In liquid form, it will run into ever crevice, here you can see the grain from the mold.



Basically;
Get some cheap 1/8" paneling that has a smooth side and something you can glue together with regular wood glue. Use it to create your outer shell. Don't worry about rounded corners on the exterior at this point, make them all squared, you can use a file or sand paper to round it off after words.

Next create the inside chuck, I use pine wooden blocks or you can use balsa blocks also. Shape your inside chuck just how you want it, rounded corners and everything. Remember to make the chuck allowing for wall thickness.

The tricky part is to keep the chuck from dropping to far into the shell, making your bottom wall too thin. So, attach the top of the chuck to a plate that is larger than your outer shell. You can also attach centering guides to this plate so the chuck stays the same distance from the interior walls of the shell. Also, because the check is attached to the plate, it can only be lowered into the shell so far.

Here is a drawing of a box a did a while ago, it shows the top view of the shell with the chuck inside it, the top view of the chuck, and the resulting box shape. Later I can round the exterior corners.


Here is a side view drawing of the chuck being lowered into the shell with the center jig and guide rails.
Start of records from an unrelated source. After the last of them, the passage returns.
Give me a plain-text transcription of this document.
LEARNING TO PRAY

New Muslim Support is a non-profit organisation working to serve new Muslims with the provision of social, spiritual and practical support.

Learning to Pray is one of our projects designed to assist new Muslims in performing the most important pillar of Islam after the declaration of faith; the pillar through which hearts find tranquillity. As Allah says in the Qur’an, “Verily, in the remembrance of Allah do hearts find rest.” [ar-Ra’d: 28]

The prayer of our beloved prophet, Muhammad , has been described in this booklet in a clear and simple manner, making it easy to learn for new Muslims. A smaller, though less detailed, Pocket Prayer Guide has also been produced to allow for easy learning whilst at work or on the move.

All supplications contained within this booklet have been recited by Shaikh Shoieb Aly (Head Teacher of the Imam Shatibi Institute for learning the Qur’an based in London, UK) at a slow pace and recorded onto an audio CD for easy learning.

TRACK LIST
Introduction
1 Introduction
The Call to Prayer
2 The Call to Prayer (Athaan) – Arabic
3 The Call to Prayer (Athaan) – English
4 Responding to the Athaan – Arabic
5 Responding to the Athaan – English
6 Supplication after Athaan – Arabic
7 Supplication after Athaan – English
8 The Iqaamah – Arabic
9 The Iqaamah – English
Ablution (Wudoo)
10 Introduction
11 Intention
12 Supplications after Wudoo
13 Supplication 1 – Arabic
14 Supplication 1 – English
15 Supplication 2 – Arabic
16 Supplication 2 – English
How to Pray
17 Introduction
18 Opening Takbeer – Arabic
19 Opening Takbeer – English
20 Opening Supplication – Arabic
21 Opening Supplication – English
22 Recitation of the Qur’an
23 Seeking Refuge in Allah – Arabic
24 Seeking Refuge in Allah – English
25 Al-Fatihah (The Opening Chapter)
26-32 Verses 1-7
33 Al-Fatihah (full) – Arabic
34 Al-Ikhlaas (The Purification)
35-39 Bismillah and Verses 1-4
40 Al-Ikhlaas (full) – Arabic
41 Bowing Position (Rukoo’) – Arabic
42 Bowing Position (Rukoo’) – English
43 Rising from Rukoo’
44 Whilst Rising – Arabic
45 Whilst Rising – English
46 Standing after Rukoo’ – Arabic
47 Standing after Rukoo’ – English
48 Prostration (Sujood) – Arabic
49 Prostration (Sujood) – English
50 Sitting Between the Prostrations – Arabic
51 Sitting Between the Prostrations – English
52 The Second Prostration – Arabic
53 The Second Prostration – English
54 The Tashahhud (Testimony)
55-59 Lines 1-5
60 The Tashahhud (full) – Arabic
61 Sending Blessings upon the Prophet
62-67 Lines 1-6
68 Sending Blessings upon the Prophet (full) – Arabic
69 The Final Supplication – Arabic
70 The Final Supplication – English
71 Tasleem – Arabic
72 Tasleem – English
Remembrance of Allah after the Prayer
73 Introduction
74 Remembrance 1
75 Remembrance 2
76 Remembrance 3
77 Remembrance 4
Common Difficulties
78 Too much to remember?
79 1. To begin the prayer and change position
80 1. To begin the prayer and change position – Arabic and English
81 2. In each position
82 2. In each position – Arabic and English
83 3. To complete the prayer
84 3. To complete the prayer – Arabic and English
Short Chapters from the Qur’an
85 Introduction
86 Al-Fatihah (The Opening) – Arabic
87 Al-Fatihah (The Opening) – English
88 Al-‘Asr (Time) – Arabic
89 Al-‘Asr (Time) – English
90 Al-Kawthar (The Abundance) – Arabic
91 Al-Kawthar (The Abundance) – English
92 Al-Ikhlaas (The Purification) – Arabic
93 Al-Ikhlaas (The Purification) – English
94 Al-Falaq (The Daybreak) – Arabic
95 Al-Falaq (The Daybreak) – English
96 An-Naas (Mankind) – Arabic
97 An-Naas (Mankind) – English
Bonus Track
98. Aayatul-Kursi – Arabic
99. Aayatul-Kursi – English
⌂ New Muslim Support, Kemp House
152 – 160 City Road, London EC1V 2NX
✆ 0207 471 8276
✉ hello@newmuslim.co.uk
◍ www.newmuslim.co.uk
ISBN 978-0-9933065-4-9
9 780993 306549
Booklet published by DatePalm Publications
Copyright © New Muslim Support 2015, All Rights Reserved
Once you are ready, mix your plastic and pour it into the shell so it fill about half way, then force your chuck into the shell allowing the plastic to ooz out the top. This also forces most of the air out.

Note: Make sure you use the Smooth-on sealer and mold release as directed!!! or your plastic will stick to the material. A trick I use is to cover the entire chuck and shell with clear packing tape. This makes a nice smooth surface, seals the chuck, and acts as a mold release, as the plastic won't stick to the tape. It does however leave a mold line where the Tape edges come together, but those are easy to sand out.

If I get the time, and anyone is interested, I will try to do a step by step procces with pictures and post it.


Digger450

I'm interested!  Very cool process and it seems you can achieve very nice results.

Jassper

#14
Jan 15, 2009, 07:49 pm Last Edit: Jan 15, 2009, 07:55 pm by Jassper Reason: 1
Yep, I have had good results with it, the hard part is thinking "negative" when making the shell and chuck.

Depending on the complexity of the box, it can become time consuming, but it sure beets $3,000.00 - $5,000.00 for a single run from a fabricator. Plus if it is a proto-type, it gives a fabricator an actual part for them to duplicate. It saves them a little bit of time, and you a little bit of money.